The sickest part of this situation: Bonds was a first-ballot Hall of Fame inductee, period, if his career had ended before he ever starting taking the 'roids. From the start of his career through the end of the 1998 season, he had more than 400 homers, five 30-30 seasons (and a 40-40, but none since he started doping), three MVP awards (should've been four -- he was shafted in '91) and five top 10 finishes, eight Gold Gloves (none since he started doping), seven Silver Sluggers, and had been the best player in baseball for the past decade.
So why did he become a steroidal musclehead? Jealousy toward the fawning over Mark McGwire in 1998, ego, fear of the fast career slide that his father had (in 1999, Bonds turned 34; when Bobby Bonds turned 34, his career tanked) . . . and on it goes.
This is far worse than Mark McGwire's dodging the question in the Senate, and worse than Palmeiro's "I never took steroids" charge.
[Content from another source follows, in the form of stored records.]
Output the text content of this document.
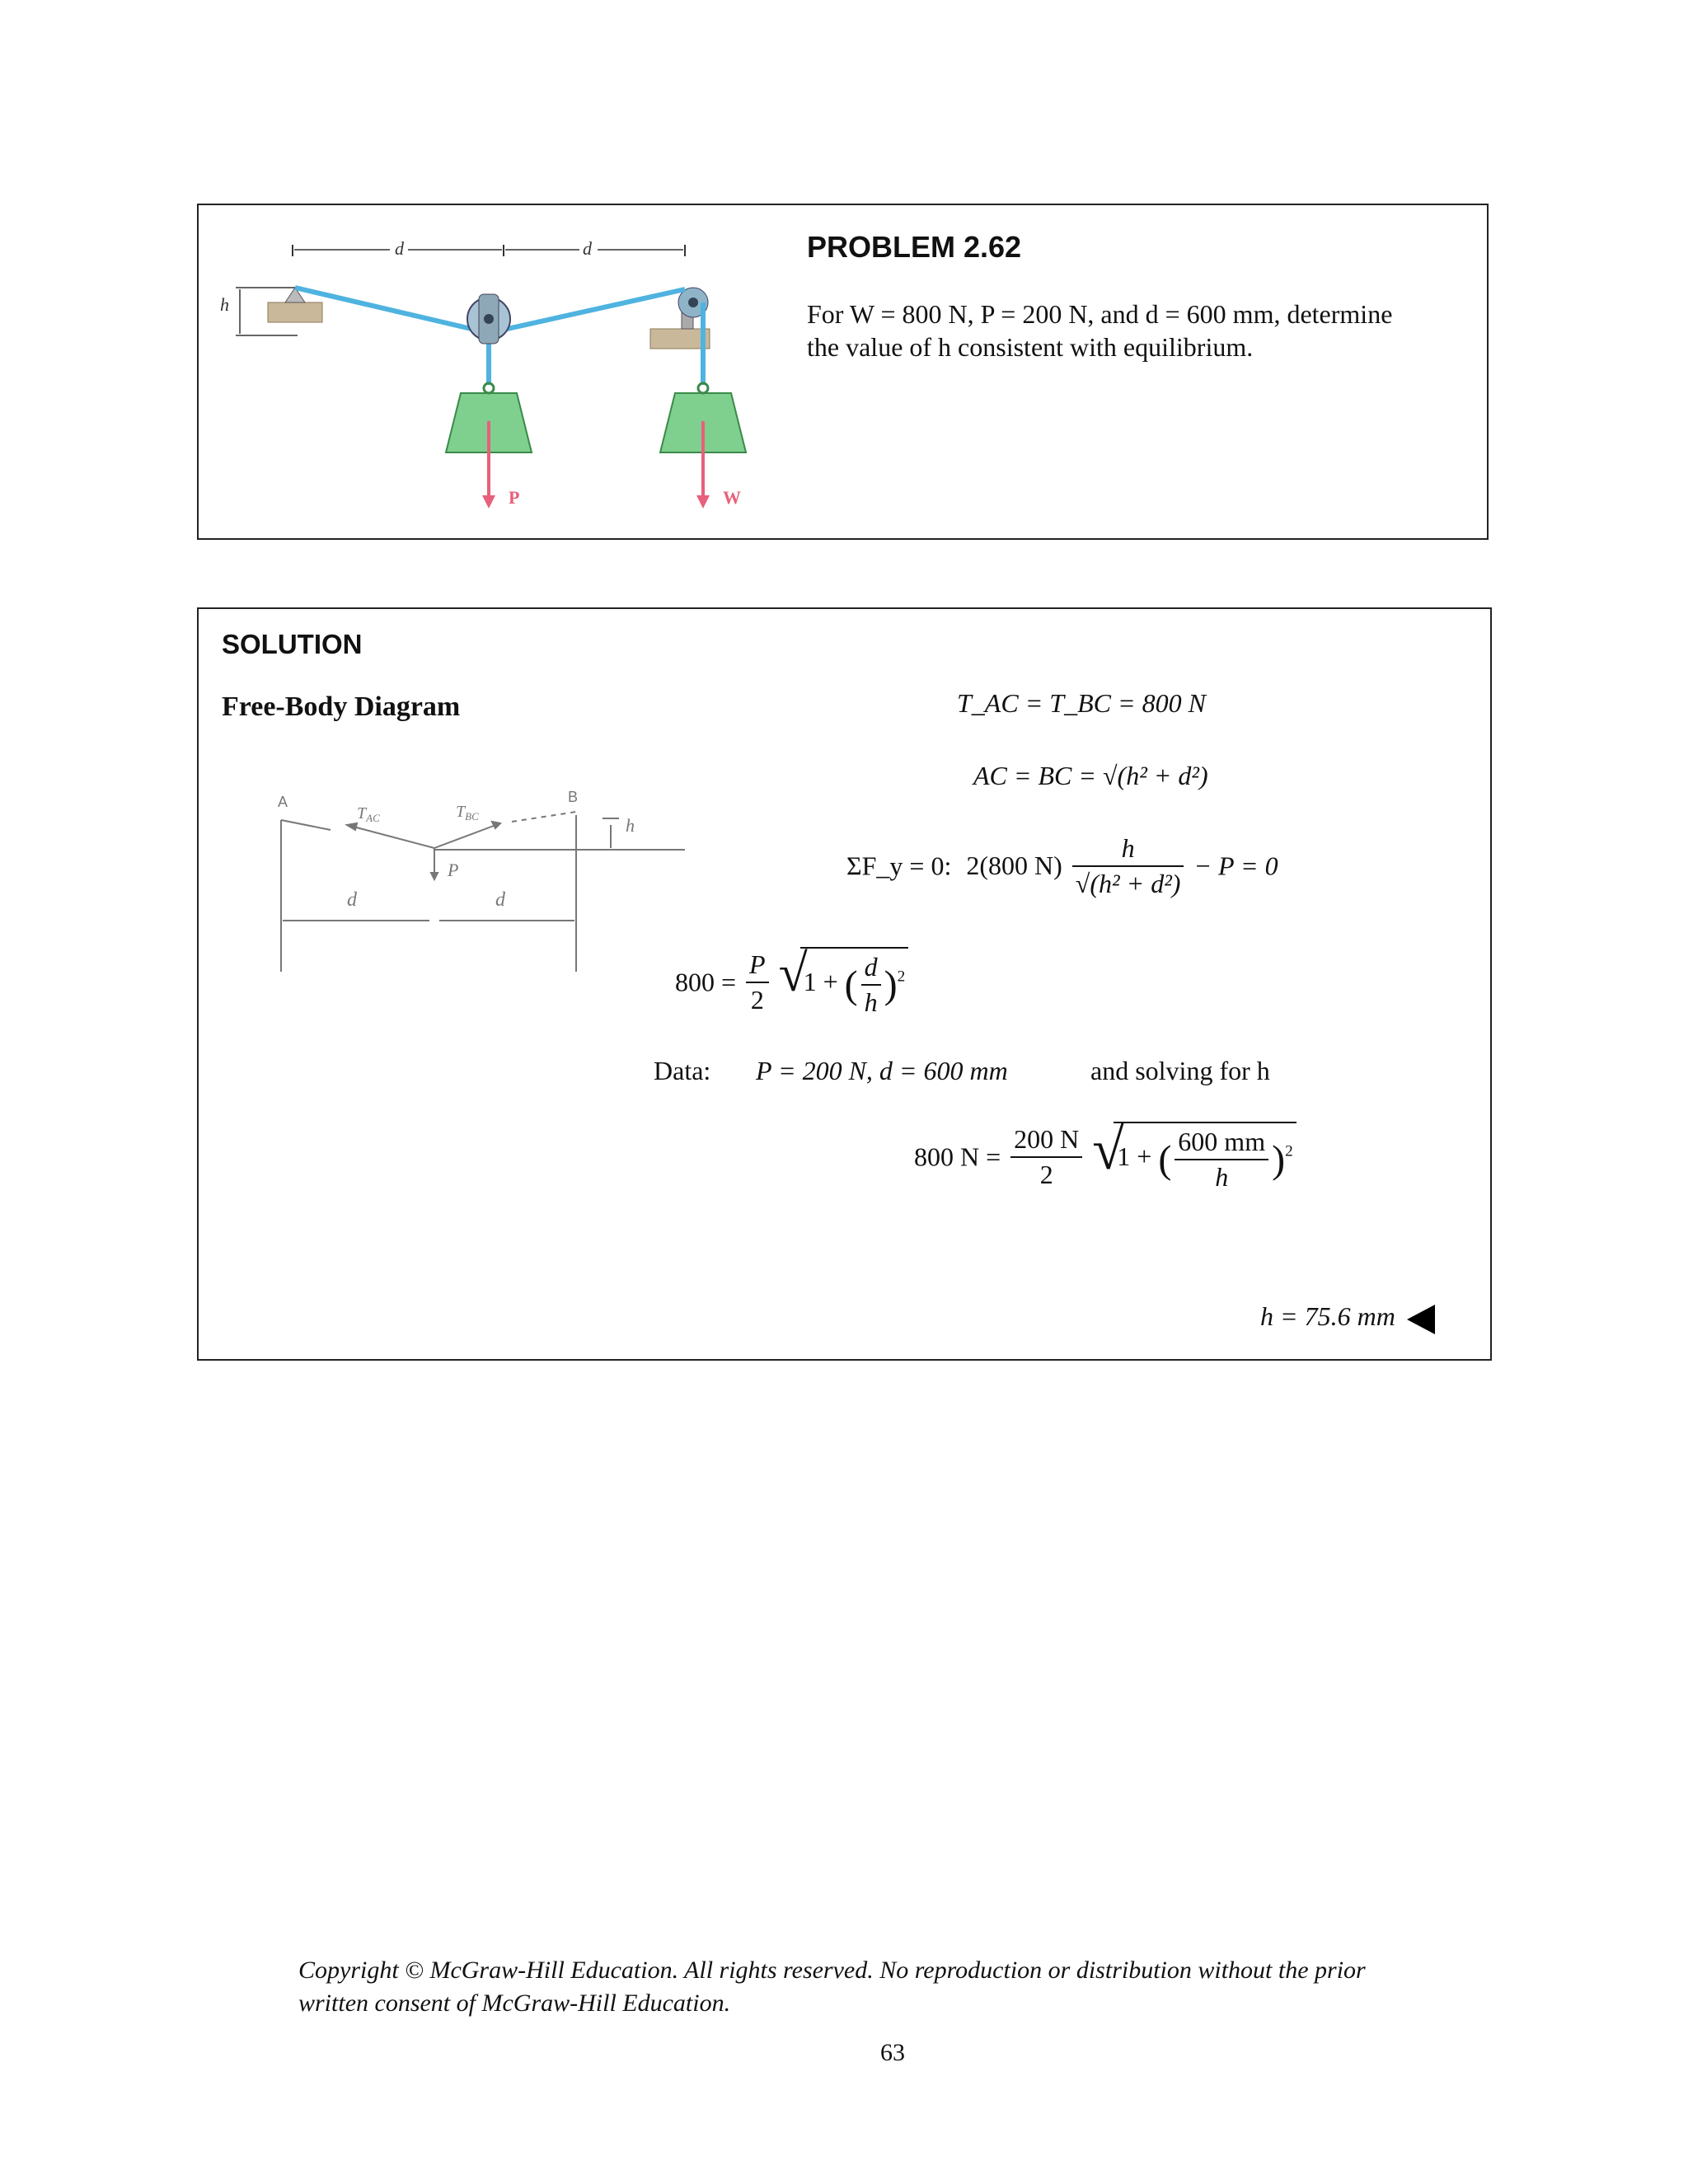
d	d
h
P	W
PROBLEM 2.62
For W = 800 N, P = 200 N, and d = 600 mm, determine
the value of h consistent with equilibrium.
SOLUTION
Free-Body Diagram
A	B
$T_{AC}$	$T_{BC}$
P
d	d
h
T_AC = T_BC = 800 N
AC = BC = √(h² + d²)
ΣF_y = 0: 2(800 $N) \frac{h}{\text{√(h² + d²)}} - P = 0$
$800 = \frac{P}{2}$
√
1 + ( $\frac{d}{h} )^2$
Data: P = 200 N, d = 600 mm	and solving for h
800 $N = \frac{200 N}{2}$
√
1 + ( $\frac{600 mm}{h} )^2$
h = 75.6 mm
Copyright © McGraw-Hill Education. All rights reserved. No reproduction or distribution without the prior
written consent of McGraw-Hill Education.
63
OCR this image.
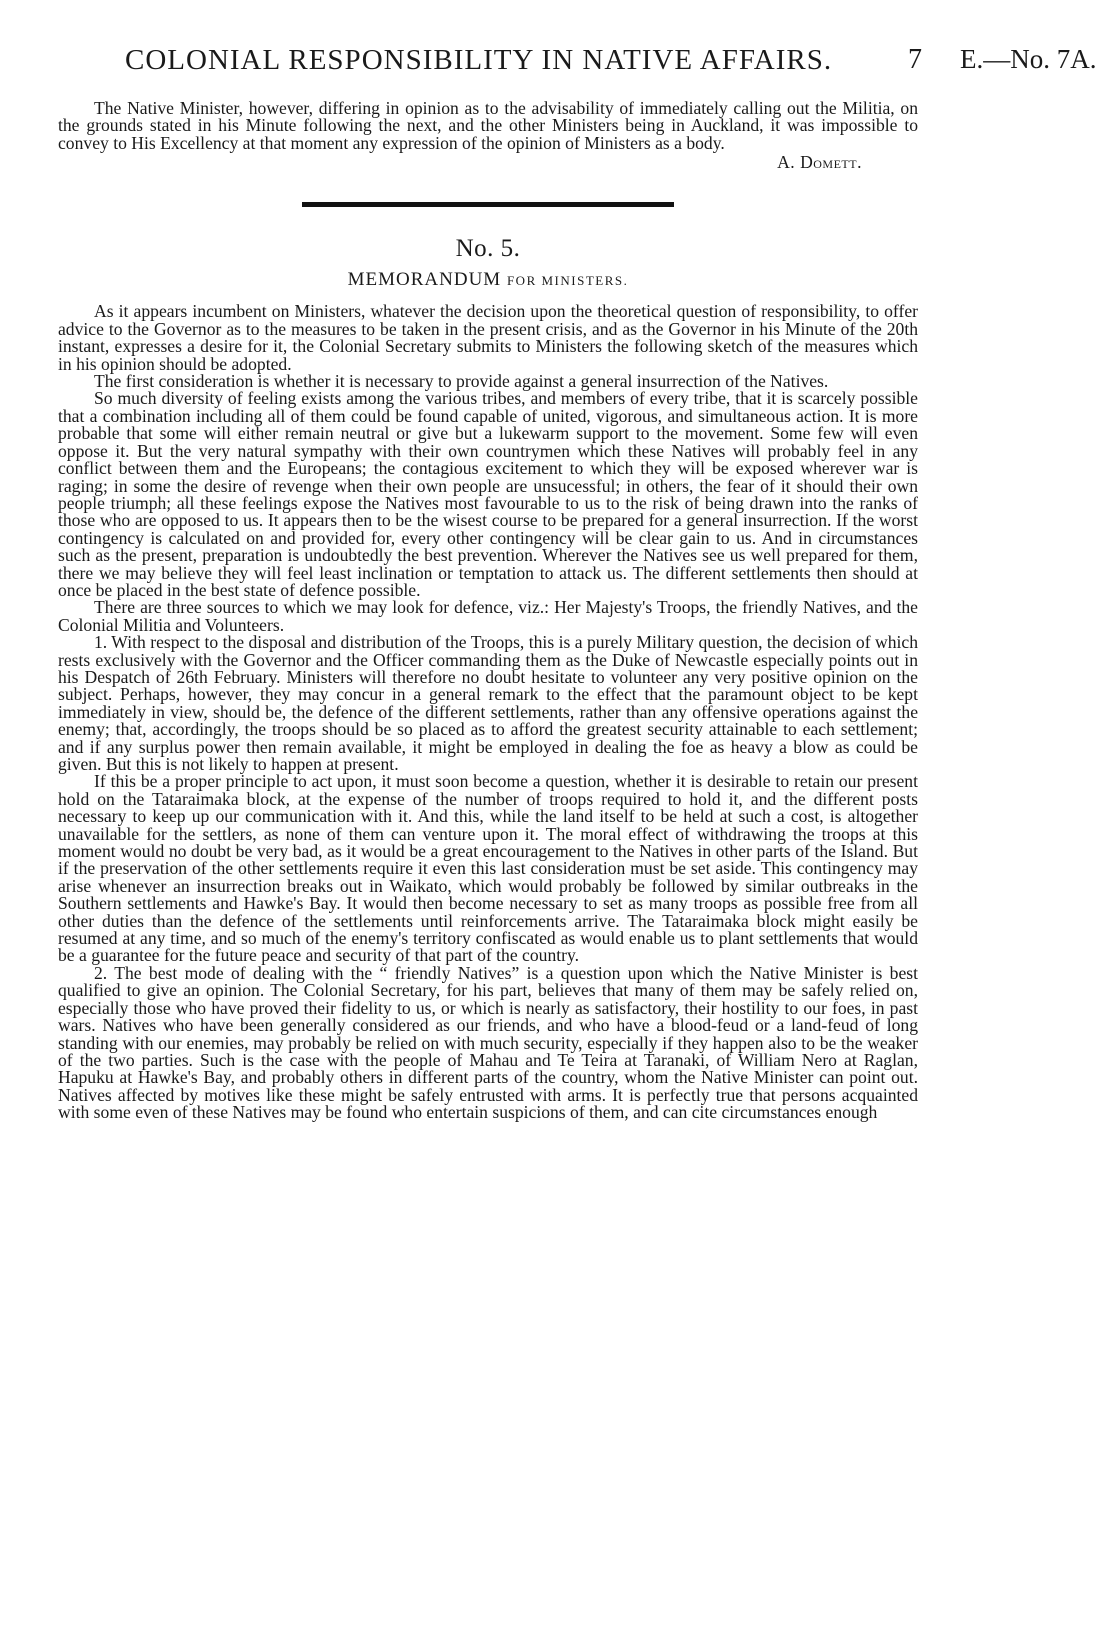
COLONIAL RESPONSIBILITY IN NATIVE AFFAIRS.	7 E.—No. 7A.

The Native Minister, however, differing in opinion as to the advisability of immediately calling out the Militia, on the grounds stated in his Minute following the next, and the other Ministers being in Auckland, it was impossible to convey to His Excellency at that moment any expression of the opinion of Ministers as a body.

A. Domett.
No. 5.
MEMORANDUM FOR MINISTERS.

As it appears incumbent on Ministers, whatever the decision upon the theoretical question of responsibility, to offer advice to the Governor as to the measures to be taken in the present crisis, and as the Governor in his Minute of the 20th instant, expresses a desire for it, the Colonial Secretary submits to Ministers the following sketch of the measures which in his opinion should be adopted.

The first consideration is whether it is necessary to provide against a general insurrection of the Natives.

So much diversity of feeling exists among the various tribes, and members of every tribe, that it is scarcely possible that a combination including all of them could be found capable of united, vigorous, and simultaneous action. It is more probable that some will either remain neutral or give but a lukewarm support to the movement. Some few will even oppose it. But the very natural sympathy with their own countrymen which these Natives will probably feel in any conflict between them and the Europeans; the contagious excitement to which they will be exposed wherever war is raging; in some the desire of revenge when their own people are unsucessful; in others, the fear of it should their own people triumph; all these feelings expose the Natives most favourable to us to the risk of being drawn into the ranks of those who are opposed to us. It appears then to be the wisest course to be prepared for a general insurrection. If the worst contingency is calculated on and provided for, every other contingency will be clear gain to us. And in circumstances such as the present, preparation is undoubtedly the best prevention. Wherever the Natives see us well prepared for them, there we may believe they will feel least inclination or temptation to attack us. The different settlements then should at once be placed in the best state of defence possible.

There are three sources to which we may look for defence, viz.: Her Majesty's Troops, the friendly Natives, and the Colonial Militia and Volunteers.

1. With respect to the disposal and distribution of the Troops, this is a purely Military question, the decision of which rests exclusively with the Governor and the Officer commanding them as the Duke of Newcastle especially points out in his Despatch of 26th February. Ministers will therefore no doubt hesitate to volunteer any very positive opinion on the subject. Perhaps, however, they may concur in a general remark to the effect that the paramount object to be kept immediately in view, should be, the defence of the different settlements, rather than any offensive operations against the enemy; that, accordingly, the troops should be so placed as to afford the greatest security attainable to each settlement; and if any surplus power then remain available, it might be employed in dealing the foe as heavy a blow as could be given. But this is not likely to happen at present.

If this be a proper principle to act upon, it must soon become a question, whether it is desirable to retain our present hold on the Tataraimaka block, at the expense of the number of troops required to hold it, and the different posts necessary to keep up our communication with it. And this, while the land itself to be held at such a cost, is altogether unavailable for the settlers, as none of them can venture upon it. The moral effect of withdrawing the troops at this moment would no doubt be very bad, as it would be a great encouragement to the Natives in other parts of the Island. But if the preservation of the other settlements require it even this last consideration must be set aside. This contingency may arise whenever an insurrection breaks out in Waikato, which would probably be followed by similar outbreaks in the Southern settlements and Hawke's Bay. It would then become necessary to set as many troops as possible free from all other duties than the defence of the settlements until reinforcements arrive. The Tataraimaka block might easily be resumed at any time, and so much of the enemy's territory confiscated as would enable us to plant settlements that would be a guarantee for the future peace and security of that part of the country.

2. The best mode of dealing with the “ friendly Natives” is a question upon which the Native Minister is best qualified to give an opinion. The Colonial Secretary, for his part, believes that many of them may be safely relied on, especially those who have proved their fidelity to us, or which is nearly as satisfactory, their hostility to our foes, in past wars. Natives who have been generally considered as our friends, and who have a blood-feud or a land-feud of long standing with our enemies, may probably be relied on with much security, especially if they happen also to be the weaker of the two parties. Such is the case with the people of Mahau and Te Teira at Taranaki, of William Nero at Raglan, Hapuku at Hawke's Bay, and probably others in different parts of the country, whom the Native Minister can point out. Natives affected by motives like these might be safely entrusted with arms. It is perfectly true that persons acquainted with some even of these Natives may be found who entertain suspicions of them, and can cite circumstances enough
McGwire may have taken something, but there are two mitigation factors: (1) he OPENLY ADMITTED taking Androstenedione -- an over the counter testosterone supplement that aided workout recovery; (2) he is a big bugger, a weightlifter, a big muscle man and always has been (heck, his little brother is 6-foot-8 and a former football player).
Yes, if I had a Hall of Fame vote, I'd vote for McGwire. He's been caught with nothing, he's openly admitted taking a semi-steroidal (legal) substance and he was the same player for most of his career: a huge power hitter with the tightest AB/HR ratios since Babe Ruth. His numbers did NOT wander into the stratosphere -- he'd banged 52 and 58 homers in the two years before he whacked 70 and 65 and had more injuries in the former. I'd also vote for Sosa even though I think he probably juiced (unlike McGwire, but like Bonds, Sosa's body visibly enlarged from his early career to his peak HR years).
Raffy flat lied to Congress, or did exactly what he had previously denied shortly after making that denial. His legacy is now worth less than what's in The Monk's catbox.
Bonds gained 15 pounds of muscle in 3+ months at age 33 and continued a regimen of steroids that changed him from a speed-and-power superstar to the era's king of the bangers. And all at the cost of his Cooperstown plaque.